美味しいお吸い物等、貝独特の旨味はたまらないものがありますが、皆さんはアサリとハマグリ、両方の貝を見分けることができますか?

一見似ているようで実は学問上は全く違うアサリとハマグリについて詳しくお話していきます。

アサリの特徴

アサリは異歯亜鋼マルスダレガイ上科マルスダレガイ科に分類される二枚貝の一種です。

最大で殻長は6㎝程になる2枚貝で貝殻の模様は横縞や様々な幾何学模様などとても変異に富んでいます。

色は黒無地で白黒、白茶、茶色無地、青無地、青色等多様。一つとして同じ模様をした個体はいないとまで言われていますが北海道の個体だけは大型で貝殻に目立った模様がなく、皆同じく黄褐色がかかった色をしています。

 

日本、朝鮮半島、台湾、フィリピンまで広く分布し地中海、フランス、ハワイ諸島、北アメリカの太平洋キシ煮移入されています。

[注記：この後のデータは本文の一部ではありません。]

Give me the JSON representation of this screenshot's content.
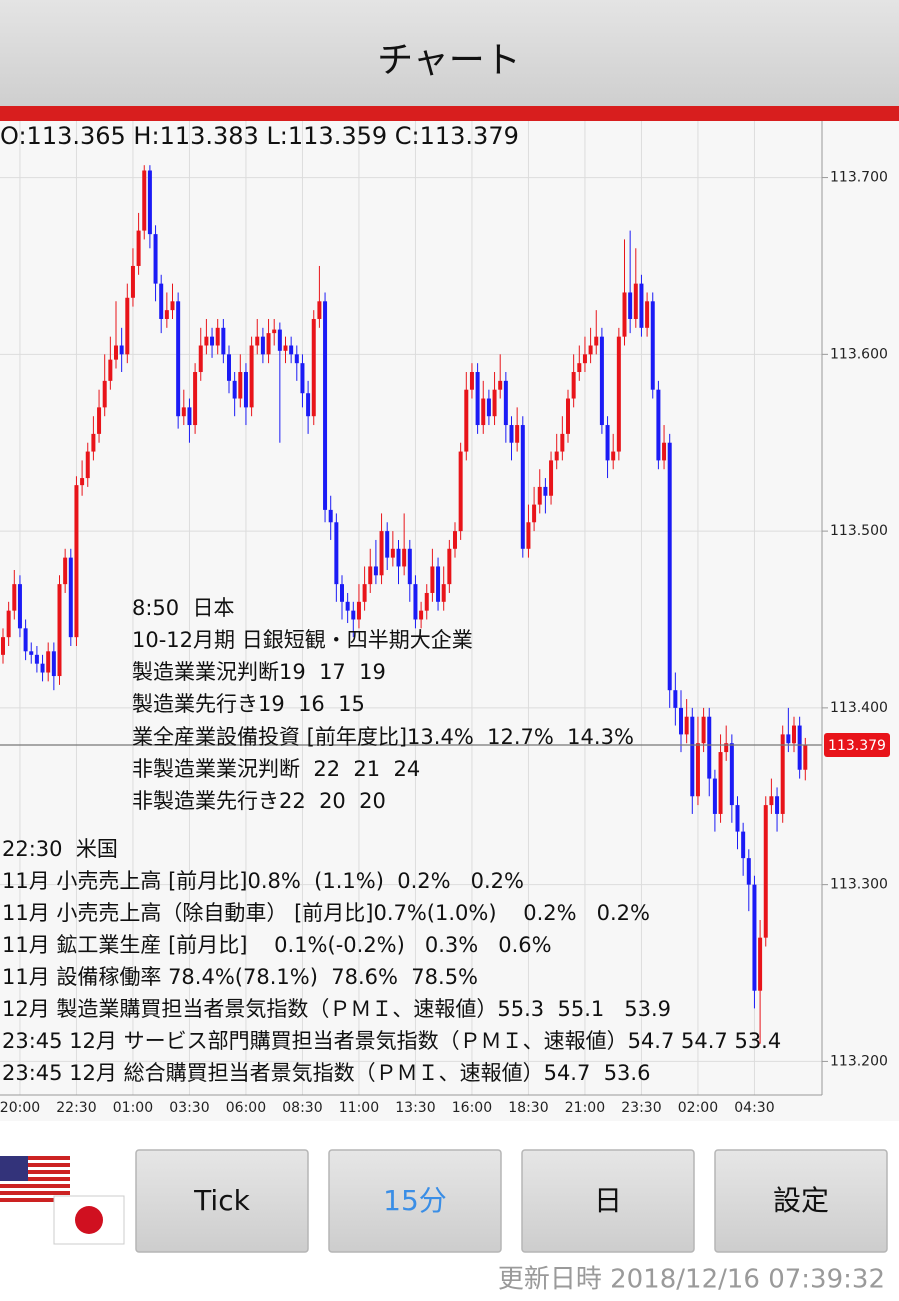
{
  "header": {
    "title": "チャート"
  },
  "chart_data": {
    "type": "candlestick",
    "ohlc_label": "O:113.365 H:113.383 L:113.359 C:113.379",
    "up_color": "#e8141a",
    "down_color": "#1b1bf5",
    "current_price": 113.379,
    "current_price_color": "#e8141a",
    "ylim": [
      113.181,
      113.732
    ],
    "yticks": [
      {
        "value": 113.7,
        "label": "113.700"
      },
      {
        "value": 113.6,
        "label": "113.600"
      },
      {
        "value": 113.5,
        "label": "113.500"
      },
      {
        "value": 113.4,
        "label": "113.400"
      },
      {
        "value": 113.3,
        "label": "113.300"
      },
      {
        "value": 113.2,
        "label": "113.200"
      }
    ],
    "grid": true,
    "categories": [
      null,
      null,
      null,
      "20:00",
      null,
      null,
      null,
      null,
      null,
      null,
      null,
      null,
      null,
      "22:30",
      null,
      null,
      null,
      null,
      null,
      null,
      null,
      null,
      null,
      "01:00",
      null,
      null,
      null,
      null,
      null,
      null,
      null,
      null,
      null,
      "03:30",
      null,
      null,
      null,
      null,
      null,
      null,
      null,
      null,
      null,
      "06:00",
      null,
      null,
      null,
      null,
      null,
      null,
      null,
      null,
      null,
      "08:30",
      null,
      null,
      null,
      null,
      null,
      null,
      null,
      null,
      null,
      "11:00",
      null,
      null,
      null,
      null,
      null,
      null,
      null,
      null,
      null,
      "13:30",
      null,
      null,
      null,
      null,
      null,
      null,
      null,
      null,
      null,
      "16:00",
      null,
      null,
      null,
      null,
      null,
      null,
      null,
      null,
      null,
      "18:30",
      null,
      null,
      null,
      null,
      null,
      null,
      null,
      null,
      null,
      "21:00",
      null,
      null,
      null,
      null,
      null,
      null,
      null,
      null,
      null,
      "23:30",
      null,
      null,
      null,
      null,
      null,
      null,
      null,
      null,
      null,
      "02:00",
      null,
      null,
      null,
      null,
      null,
      null,
      null,
      null,
      null,
      "04:30",
      null,
      null,
      null,
      null,
      null,
      null,
      null,
      null,
      null
    ],
    "open": [
      113.43,
      113.44,
      113.455,
      113.47,
      113.445,
      113.432,
      113.43,
      113.425,
      113.42,
      113.432,
      113.418,
      113.47,
      113.485,
      113.44,
      113.526,
      113.53,
      113.545,
      113.555,
      113.57,
      113.585,
      113.597,
      113.605,
      113.6,
      113.632,
      113.65,
      113.67,
      113.704,
      113.668,
      113.64,
      113.62,
      113.625,
      113.63,
      113.565,
      113.57,
      113.56,
      113.59,
      113.605,
      113.61,
      113.605,
      113.615,
      113.6,
      113.585,
      113.575,
      113.59,
      113.57,
      113.605,
      113.61,
      113.6,
      113.612,
      113.614,
      113.602,
      113.605,
      113.6,
      113.595,
      113.578,
      113.565,
      113.62,
      113.63,
      113.512,
      113.505,
      113.47,
      113.46,
      113.455,
      113.45,
      113.46,
      113.47,
      113.48,
      113.475,
      113.5,
      113.485,
      113.49,
      113.48,
      113.49,
      113.47,
      113.45,
      113.455,
      113.465,
      113.48,
      113.46,
      113.47,
      113.49,
      113.5,
      113.545,
      113.58,
      113.59,
      113.56,
      113.575,
      113.565,
      113.58,
      113.585,
      113.56,
      113.55,
      113.56,
      113.49,
      113.505,
      113.515,
      113.525,
      113.52,
      113.54,
      113.545,
      113.555,
      113.575,
      113.59,
      113.595,
      113.6,
      113.605,
      113.61,
      113.56,
      113.54,
      113.545,
      113.61,
      113.635,
      113.62,
      113.64,
      113.615,
      113.63,
      113.58,
      113.54,
      113.55,
      113.41,
      113.4,
      113.385,
      113.395,
      113.35,
      113.38,
      113.395,
      113.36,
      113.34,
      113.375,
      113.38,
      113.345,
      113.33,
      113.315,
      113.3,
      113.24,
      113.27,
      113.345,
      113.35,
      113.34,
      113.385,
      113.38,
      113.39,
      113.365
    ],
    "high": [
      113.445,
      113.46,
      113.478,
      113.475,
      113.45,
      113.437,
      113.435,
      113.43,
      113.437,
      113.437,
      113.475,
      113.49,
      113.49,
      113.531,
      113.54,
      113.55,
      113.565,
      113.58,
      113.6,
      113.61,
      113.63,
      113.615,
      113.64,
      113.66,
      113.68,
      113.707,
      113.707,
      113.673,
      113.645,
      113.635,
      113.64,
      113.635,
      113.58,
      113.575,
      113.595,
      113.615,
      113.62,
      113.615,
      113.62,
      113.62,
      113.605,
      113.59,
      113.6,
      113.595,
      113.61,
      113.62,
      113.615,
      113.62,
      113.62,
      113.618,
      113.61,
      113.61,
      113.605,
      113.6,
      113.585,
      113.625,
      113.65,
      113.635,
      113.52,
      113.51,
      113.475,
      113.465,
      113.46,
      113.47,
      113.48,
      113.49,
      113.495,
      113.51,
      113.505,
      113.5,
      113.495,
      113.51,
      113.495,
      113.475,
      113.46,
      113.47,
      113.49,
      113.485,
      113.48,
      113.495,
      113.505,
      113.55,
      113.59,
      113.595,
      113.595,
      113.585,
      113.58,
      113.59,
      113.6,
      113.59,
      113.565,
      113.57,
      113.565,
      113.515,
      113.525,
      113.535,
      113.53,
      113.545,
      113.555,
      113.565,
      113.58,
      113.6,
      113.605,
      113.61,
      113.615,
      113.625,
      113.615,
      113.565,
      113.555,
      113.615,
      113.665,
      113.67,
      113.66,
      113.645,
      113.635,
      113.635,
      113.585,
      113.56,
      113.555,
      113.42,
      113.41,
      113.405,
      113.4,
      113.395,
      113.4,
      113.4,
      113.365,
      113.385,
      113.39,
      113.385,
      113.35,
      113.335,
      113.32,
      113.305,
      113.28,
      113.35,
      113.36,
      113.355,
      113.39,
      113.4,
      113.395,
      113.395,
      113.383
    ],
    "low": [
      113.425,
      113.435,
      113.45,
      113.44,
      113.427,
      113.425,
      113.42,
      113.415,
      113.415,
      113.41,
      113.413,
      113.465,
      113.435,
      113.435,
      113.52,
      113.525,
      113.54,
      113.55,
      113.565,
      113.58,
      113.592,
      113.59,
      113.595,
      113.627,
      113.645,
      113.665,
      113.66,
      113.63,
      113.612,
      113.615,
      113.62,
      113.558,
      113.56,
      113.55,
      113.555,
      113.585,
      113.6,
      113.598,
      113.6,
      113.595,
      113.578,
      113.565,
      113.57,
      113.56,
      113.565,
      113.6,
      113.595,
      113.595,
      113.605,
      113.55,
      113.595,
      113.595,
      113.585,
      113.57,
      113.555,
      113.56,
      113.615,
      113.505,
      113.495,
      113.46,
      113.45,
      113.448,
      113.44,
      113.445,
      113.455,
      113.465,
      113.47,
      113.47,
      113.478,
      113.48,
      113.47,
      113.475,
      113.46,
      113.445,
      113.445,
      113.45,
      113.46,
      113.455,
      113.455,
      113.465,
      113.485,
      113.495,
      113.54,
      113.575,
      113.555,
      113.555,
      113.56,
      113.56,
      113.575,
      113.55,
      113.54,
      113.545,
      113.485,
      113.485,
      113.5,
      113.51,
      113.51,
      113.515,
      113.535,
      113.54,
      113.55,
      113.57,
      113.585,
      113.59,
      113.595,
      113.6,
      113.555,
      113.53,
      113.535,
      113.54,
      113.605,
      113.612,
      113.615,
      113.61,
      113.61,
      113.575,
      113.535,
      113.535,
      113.4,
      113.39,
      113.375,
      113.38,
      113.34,
      113.345,
      113.375,
      113.35,
      113.33,
      113.335,
      113.37,
      113.335,
      113.32,
      113.305,
      113.285,
      113.23,
      113.21,
      113.265,
      113.34,
      113.33,
      113.335,
      113.375,
      113.375,
      113.36,
      113.359
    ],
    "close": [
      113.44,
      113.455,
      113.47,
      113.445,
      113.432,
      113.43,
      113.425,
      113.42,
      113.432,
      113.418,
      113.47,
      113.485,
      113.44,
      113.526,
      113.53,
      113.545,
      113.555,
      113.57,
      113.585,
      113.597,
      113.605,
      113.6,
      113.632,
      113.65,
      113.67,
      113.704,
      113.668,
      113.64,
      113.62,
      113.625,
      113.63,
      113.565,
      113.57,
      113.56,
      113.59,
      113.605,
      113.61,
      113.605,
      113.615,
      113.6,
      113.585,
      113.575,
      113.59,
      113.57,
      113.605,
      113.61,
      113.6,
      113.612,
      113.614,
      113.602,
      113.605,
      113.6,
      113.595,
      113.578,
      113.565,
      113.62,
      113.63,
      113.512,
      113.505,
      113.47,
      113.46,
      113.455,
      113.45,
      113.46,
      113.47,
      113.48,
      113.475,
      113.5,
      113.485,
      113.49,
      113.48,
      113.49,
      113.47,
      113.45,
      113.455,
      113.465,
      113.48,
      113.46,
      113.47,
      113.49,
      113.5,
      113.545,
      113.58,
      113.59,
      113.56,
      113.575,
      113.565,
      113.58,
      113.585,
      113.56,
      113.55,
      113.56,
      113.49,
      113.505,
      113.515,
      113.525,
      113.52,
      113.54,
      113.545,
      113.555,
      113.575,
      113.59,
      113.595,
      113.6,
      113.605,
      113.61,
      113.56,
      113.54,
      113.545,
      113.61,
      113.635,
      113.62,
      113.64,
      113.615,
      113.63,
      113.58,
      113.54,
      113.55,
      113.41,
      113.4,
      113.385,
      113.395,
      113.35,
      113.38,
      113.395,
      113.36,
      113.34,
      113.375,
      113.38,
      113.345,
      113.33,
      113.315,
      113.3,
      113.24,
      113.27,
      113.345,
      113.35,
      113.34,
      113.385,
      113.38,
      113.39,
      113.365,
      113.379
    ],
    "annotations": [
      "8:50  日本",
      "10-12月期 日銀短観・四半期大企業",
      "製造業業況判断19  17  19",
      "製造業先行き19  16  15",
      "業全産業設備投資 [前年度比]13.4%  12.7%  14.3%",
      "非製造業業況判断  22  21  24",
      "非製造業先行き22  20  20",
      "22:30  米国",
      "11月 小売売上高 [前月比]0.8%  (1.1%)  0.2%   0.2%",
      "11月 小売売上高（除自動車） [前月比]0.7%(1.0%)    0.2%   0.2%",
      "11月 鉱工業生産 [前月比]    0.1%(-0.2%)   0.3%   0.6%",
      "11月 設備稼働率 78.4%(78.1%)  78.6%  78.5%",
      "12月 製造業購買担当者景気指数（ＰＭＩ、速報値）55.3  55.1   53.9",
      "23:45 12月 サービス部門購買担当者景気指数（ＰＭＩ、速報値）54.7 54.7 53.4",
      "23:45 12月 総合購買担当者景気指数（ＰＭＩ、速報値）54.7  53.6"
    ]
  },
  "buttons": [
    "Tick",
    "15分",
    "日",
    "設定"
  ],
  "footer": {
    "updated": "更新日時 2018/12/16 07:39:32"
  }
}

汽水状態を好み、成貝は海岸の潮間帯から干潮線下10mほどまでの浅くて塩分の薄い砂や砂泥底に分布します。

特に稚貝は泥分の少ない所を好んで生息しています。

アサリの生態

アサリは産卵によって増え、冬を除いて通年産卵しますが特に春と秋が一般的です。

産卵条件としては親貝が10ヵ月以上で20~25㎜程度あり肥満していること、水温が春は19~24℃、秋は23~15℃程度あることが挙げられます。

 

通常の産卵の他に環境の変化に伴う産卵があり、オスが水中に精子を放出することによってメスが受精します。

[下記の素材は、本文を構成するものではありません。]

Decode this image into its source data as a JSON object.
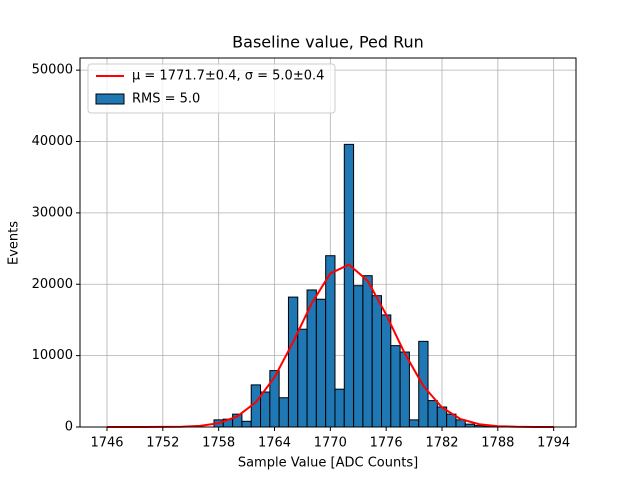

受精卵は10時間ほどで孵化して浮遊幼生になり2~4週間で底に着いて足糸と呼ばれる分泌物を出して砂礫などに付着します。足糸は成長と共に退化していきます。

アサリの成長速度は生息する場所の環境によって大きく違いが出ます。

 

着床場所は地盤高が大潮干潮線から06~0.9mほどのところで、流れが穏やかで渦流が生じやすく干出時間が2時間以内の砂や砂泥層で、着底してからの移動距離は非常に小さく、数m程度です。

 

浮遊幼生の頃は植物プランクトンをエサとしていますが、稚貝や成貝は珪藻類やデトリタスという生物の遺体や破片などを餌にします。

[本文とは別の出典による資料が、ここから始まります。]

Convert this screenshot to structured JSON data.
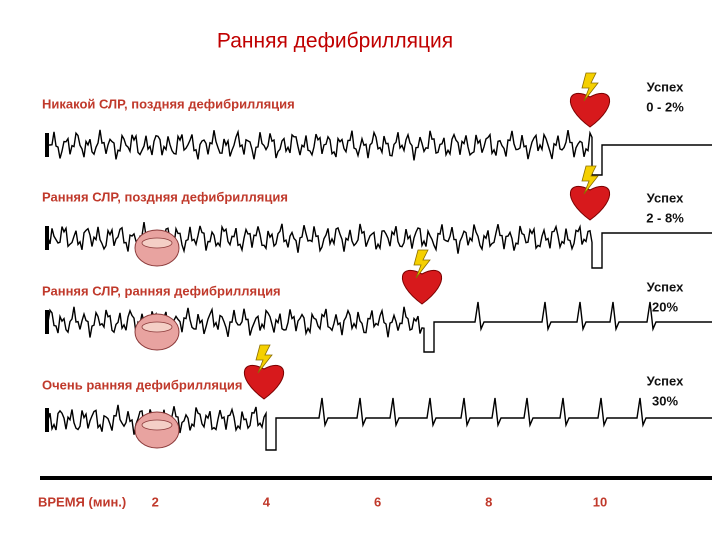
{
  "title": "Ранняя дефибрилляция",
  "scenarios": [
    {
      "label": "Никакой СЛР, поздняя дефибрилляция",
      "success_label": "Успех",
      "success_value": "0 - 2%"
    },
    {
      "label": "Ранняя СЛР, поздняя дефибрилляция",
      "success_label": "Успех",
      "success_value": "2 - 8%"
    },
    {
      "label": "Ранняя СЛР, ранняя дефибрилляция",
      "success_label": "Успех",
      "success_value": "20%"
    },
    {
      "label": "Очень ранняя дефибрилляция",
      "success_label": "Успех",
      "success_value": "30%"
    }
  ],
  "time_axis": {
    "label": "ВРЕМЯ (мин.)",
    "ticks": [
      2,
      4,
      6,
      8,
      10
    ]
  }
}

一般的に岸付近ではエサが少ないため貝は団子状に丸く殻も厚くなりがちですがエサの豊富な沖縄などの地域では貝の成長が速く殻は薄く肥満度が増す傾向にあり、味も濃厚と言われています。

ハマグリの特徴

ハマグリはマルスダレガイ上科マルスダレガイ科に分類される二枚貝の一種。

長さは8㎝、幅3.5㎝、高さ6.5㎝程の丸みを帯びた三角形の貝殻を持ちますが、良く成長したものでは殻長が10㎝以上になる場合もあります。

本来の分布域は日本本土の東北地方以南の地域と朝鮮半島の一部で、淡水の影響のある内湾の砂泥底に生息しています。

 

しかし日本では昭和後期に急激に減少し、少なくとも1980年代以降は干拓や埋め立て、海岸の護岸工事などによって生息地の浅海域が破壊されたので瀬戸内海西部の周防灘の一部や有明海の一部などの局地的な生息地を除くほとんどの産地で絶滅状態になりました。

 

主として熊本県産のものが流通していますがほとんどはシナハマグリという品種の輸入品が出回っています。

アサリとハマグリの違い

アサリとハマグリは貝殻に違いがあり、見た目や触った時の感じに違いがあります。

アサリは手に触れると貝殻の表面がザラザラとしていて、様々な模様が入っていますがハマグリの方は殻の表面が滑らかで殻もアサリと比べると大きいのが特徴です。

 

旬の時期はアサリが3~6月、ハマグリは2~3月。

生息環境もアサリの方がハマグリよりも泥の多い干潟を好む傾向にあり、砂抜きが必須とされるアサリに比べてハマグリはほとんど砂を吐きません。

栄養価を見てみるとビタミンや鉄分がハマグリよりもアサリの方が多いようです。